Are the minority carriers (free electrons in p-type and holes in n-type) created after the doping of silicon or after the n or p side get voltage across from a power supply?
And my second question is in a PN junction, how are the minority carriers able to get across the diffusion barrier since their charge is the same as the charge of the atoms in the depletion layer?
Minority carriers (electrons in P type and holes in N type) are technically always there in pure semiconductor matter (such as silicon) due to the effect of heat that causes electrons to break out of their atoms leaving holes behind them, and an electron that did that can then fill a hole created by the absence of another electron and this process goes on, they just are not called minority carriers yet before doping, since it's only after doping that majority carriers exist in the semiconductor. But when doped, new electrons/holes from other atoms are now inside the semiconductor and these new electrons/holes are the ones that are called majority carriers because they are way more abundant than the ones created due to heat i.e. minority carriers. In N type, majority carriers are electrons, and due to heat electrons and holes appear, so these heat-electrons add up to the existing majority carriers (electrons that exist because of doping) and these heat-holes are now the minority carriers in this N type, similarly in P type, majority carriers are holes, and due to heat electrons and holes appear, so these heat-holes add up to the existing majority carriers (holes that exist because of doping) and these heat-electrons are now the minority carriers in this P type. (They are not called heat-elctrons/holes I just used this terminology to explain better)
Also, minority or majority carriers have nothing to do with powering the PN junction, applying a power supply or not doesn't affect their existence.
And for your second question, what you are referring to is leakage reverse current that happens when reverse biasing the PN junction, and it is a relatively small current that increases due to increase of heat, so it's this heat that causes the appearance of minority carriers that tend to create a reverse current when the PN junction is reverse biased, and the power supply that give enough energy to these electrons in the P type to overcome and cross the depletion region and go to the N type, and as I said if you increased heat more electrons will break out of their atoms and flow in the opposite direction P-to-N and you'll have a stronger current.
And here's a better explanation from "Beginner's Guide to Transistors" by J. A. Reddihough.
For your first question:
For your second question:
Are the minority carriers (free electrons in p-type and holes in n-type) created after the doping of silicon or after the n or p side get voltage across from a power supply?
They are created after doping.

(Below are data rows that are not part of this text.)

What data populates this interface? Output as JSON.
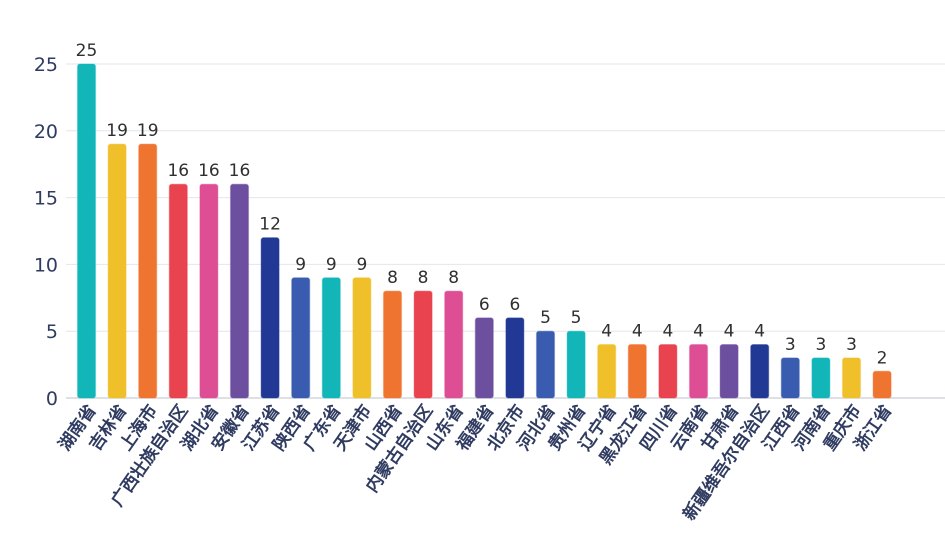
{
  "chart_data": {
    "type": "bar",
    "title": "",
    "xlabel": "",
    "ylabel": "",
    "ylim": [
      0,
      25
    ],
    "yticks": [
      0,
      5,
      10,
      15,
      20,
      25
    ],
    "grid": true,
    "categories": [
      "湖南省",
      "吉林省",
      "上海市",
      "广西壮族自治区",
      "湖北省",
      "安徽省",
      "江苏省",
      "陕西省",
      "广东省",
      "天津市",
      "山西省",
      "内蒙古自治区",
      "山东省",
      "福建省",
      "北京市",
      "河北省",
      "贵州省",
      "辽宁省",
      "黑龙江省",
      "四川省",
      "云南省",
      "甘肃省",
      "新疆维吾尔自治区",
      "江西省",
      "河南省",
      "重庆市",
      "浙江省"
    ],
    "values": [
      25,
      19,
      19,
      16,
      16,
      16,
      12,
      9,
      9,
      9,
      8,
      8,
      8,
      6,
      6,
      5,
      5,
      4,
      4,
      4,
      4,
      4,
      4,
      3,
      3,
      3,
      2
    ],
    "colors": [
      "#12b6b9",
      "#f0c02a",
      "#ee7430",
      "#e8434f",
      "#dd4e95",
      "#6c4f9e",
      "#213894",
      "#3a5cb0",
      "#12b6b9",
      "#f0c02a",
      "#ee7430",
      "#e8434f",
      "#dd4e95",
      "#6c4f9e",
      "#213894",
      "#3a5cb0",
      "#12b6b9",
      "#f0c02a",
      "#ee7430",
      "#e8434f",
      "#dd4e95",
      "#6c4f9e",
      "#213894",
      "#3a5cb0",
      "#12b6b9",
      "#f0c02a",
      "#ee7430"
    ]
  }
}
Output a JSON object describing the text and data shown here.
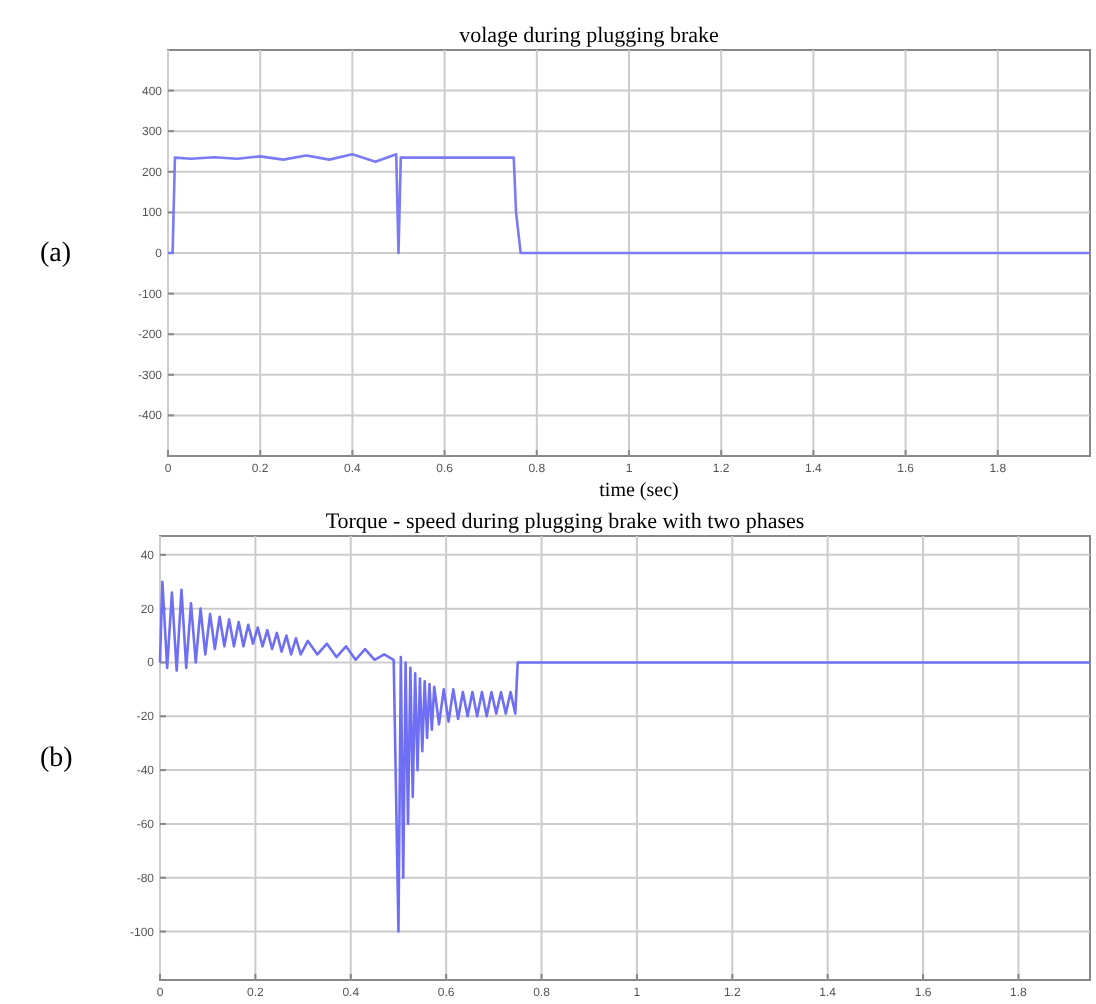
{
  "chart_data": [
    {
      "type": "line",
      "title": "volage    during plugging brake",
      "xlabel": "time (sec)",
      "annotations": [
        "(a)"
      ],
      "xlim": [
        0,
        2
      ],
      "ylim": [
        -500,
        500
      ],
      "xticks": [
        0,
        0.2,
        0.4,
        0.6,
        0.8,
        1,
        1.2,
        1.4,
        1.6,
        1.8
      ],
      "yticks": [
        -400,
        -300,
        -200,
        -100,
        0,
        100,
        200,
        300,
        400
      ],
      "grid": true,
      "series": [
        {
          "color": "#7b7bf5",
          "x": [
            0,
            0.01,
            0.015,
            0.05,
            0.1,
            0.15,
            0.2,
            0.25,
            0.3,
            0.35,
            0.4,
            0.45,
            0.495,
            0.5,
            0.505,
            0.75,
            0.755,
            0.765,
            2
          ],
          "values": [
            0,
            0,
            235,
            232,
            236,
            232,
            238,
            230,
            240,
            230,
            243,
            225,
            243,
            0,
            235,
            235,
            100,
            0,
            0
          ]
        }
      ]
    },
    {
      "type": "line",
      "title": "Torque -    speed during plugging brake with two phases",
      "annotations": [
        "(b)"
      ],
      "xlim": [
        0,
        1.95
      ],
      "ylim": [
        -118,
        47
      ],
      "xticks": [
        0,
        0.2,
        0.4,
        0.6,
        0.8,
        1,
        1.2,
        1.4,
        1.6,
        1.8
      ],
      "yticks": [
        -100,
        -80,
        -60,
        -40,
        -20,
        0,
        20,
        40
      ],
      "grid": true,
      "series": [
        {
          "color": "#6f6ff5",
          "x": [
            0,
            0.005,
            0.015,
            0.025,
            0.035,
            0.045,
            0.055,
            0.065,
            0.075,
            0.085,
            0.095,
            0.105,
            0.115,
            0.125,
            0.135,
            0.145,
            0.155,
            0.165,
            0.175,
            0.185,
            0.195,
            0.205,
            0.215,
            0.225,
            0.235,
            0.245,
            0.255,
            0.265,
            0.275,
            0.285,
            0.295,
            0.31,
            0.33,
            0.35,
            0.37,
            0.39,
            0.41,
            0.43,
            0.45,
            0.47,
            0.49,
            0.5,
            0.505,
            0.51,
            0.515,
            0.52,
            0.525,
            0.53,
            0.535,
            0.54,
            0.545,
            0.55,
            0.555,
            0.56,
            0.565,
            0.57,
            0.575,
            0.585,
            0.595,
            0.605,
            0.615,
            0.625,
            0.635,
            0.645,
            0.655,
            0.665,
            0.675,
            0.685,
            0.695,
            0.705,
            0.715,
            0.725,
            0.735,
            0.745,
            0.75,
            1.95
          ],
          "values": [
            0,
            30,
            -2,
            26,
            -3,
            27,
            -2,
            22,
            0,
            20,
            3,
            18,
            5,
            17,
            6,
            16,
            6,
            15,
            6,
            14,
            7,
            13,
            6,
            12,
            5,
            11,
            4,
            10,
            3,
            9,
            3,
            8,
            3,
            7,
            2,
            6,
            1,
            5,
            1,
            3,
            1,
            -100,
            2,
            -80,
            0,
            -60,
            -2,
            -50,
            -4,
            -40,
            -6,
            -33,
            -7,
            -28,
            -8,
            -25,
            -9,
            -23,
            -10,
            -22,
            -10,
            -21,
            -11,
            -20,
            -11,
            -20,
            -11,
            -20,
            -11,
            -19,
            -11,
            -19,
            -11,
            -19,
            0,
            0
          ]
        }
      ]
    }
  ]
}
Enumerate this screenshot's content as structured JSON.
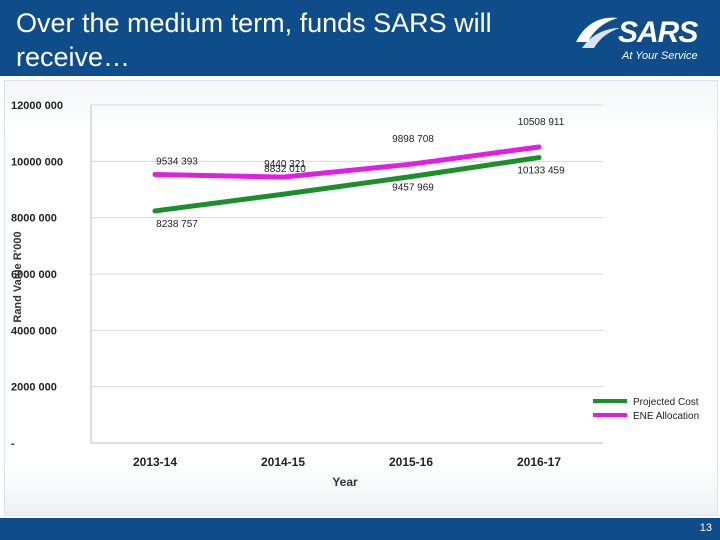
{
  "header": {
    "title": "Over the medium term, funds SARS will receive…"
  },
  "logo": {
    "name": "SARS",
    "tagline": "At Your Service"
  },
  "footer": {
    "page_number": "13"
  },
  "colors": {
    "header_bg": "#0f4c8a",
    "projected": "#1a8f2a",
    "ene": "#e020e0",
    "grid": "#d9d9d9"
  },
  "chart_data": {
    "type": "line",
    "categories": [
      "2013-14",
      "2014-15",
      "2015-16",
      "2016-17"
    ],
    "xlabel": "Year",
    "ylabel": "Rand Value R'000",
    "ylim": [
      0,
      12000000
    ],
    "yticks": [
      0,
      2000000,
      4000000,
      6000000,
      8000000,
      10000000,
      12000000
    ],
    "ytick_labels": [
      "-",
      "2000 000",
      "4000 000",
      "6000 000",
      "8000 000",
      "10000 000",
      "12000 000"
    ],
    "grid": true,
    "legend_position": "bottom-right",
    "series": [
      {
        "name": "Projected Cost",
        "values": [
          8238757,
          8832010,
          9457969,
          10133459
        ],
        "labels": [
          "8238 757",
          "8832 010",
          "9457 969",
          "10133 459"
        ]
      },
      {
        "name": "ENE Allocation",
        "values": [
          9534393,
          9440321,
          9898708,
          10508911
        ],
        "labels": [
          "9534 393",
          "9440 321",
          "9898 708",
          "10508 911"
        ]
      }
    ]
  }
}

No power supply is required. The free electrons are originally created primarily on the N-side, and the holes are primarily created on the P side. That is, they are primarily created as majority carriers. However, because they are moving randomly due to thermal energy, they tend to diffuse from one place to another. So, some electrons from the N-side diffuse into the P-side where they become minority carriers, and some holes from the P-side diffuse into the N-side, where they are also minority carriers. As they diffuse in this way, they create an electric potential which causes an electric field to be created. This electric field causes some of the minority carriers to want to drift back in the opposite direction from which they came. When enough carriers have crossed the junction the electric field reaches a point where the diffusion current of electrons or holes in one direction matches the drift current in the other direction. A dynamic equilibrium is reached, with a net charge on each side of the junction, and an associated electric field.
And my second question is in a PN junction, how are the minority carriers able to get across the diffusion barrier since their charge is the same as the charge of the atoms in the depletion layer?
I think your question involves a misunderstanding. Carriers diffuse, and there really is no "diffusion barrier". That is, there is no barrier to diffusion in the semiconductor. It just happens, due to random thermal motion of carriers. Furthermore, it can and does happen contrary to an electric field. The effect of the electric field is to cause drift (in this case in the opposite direction).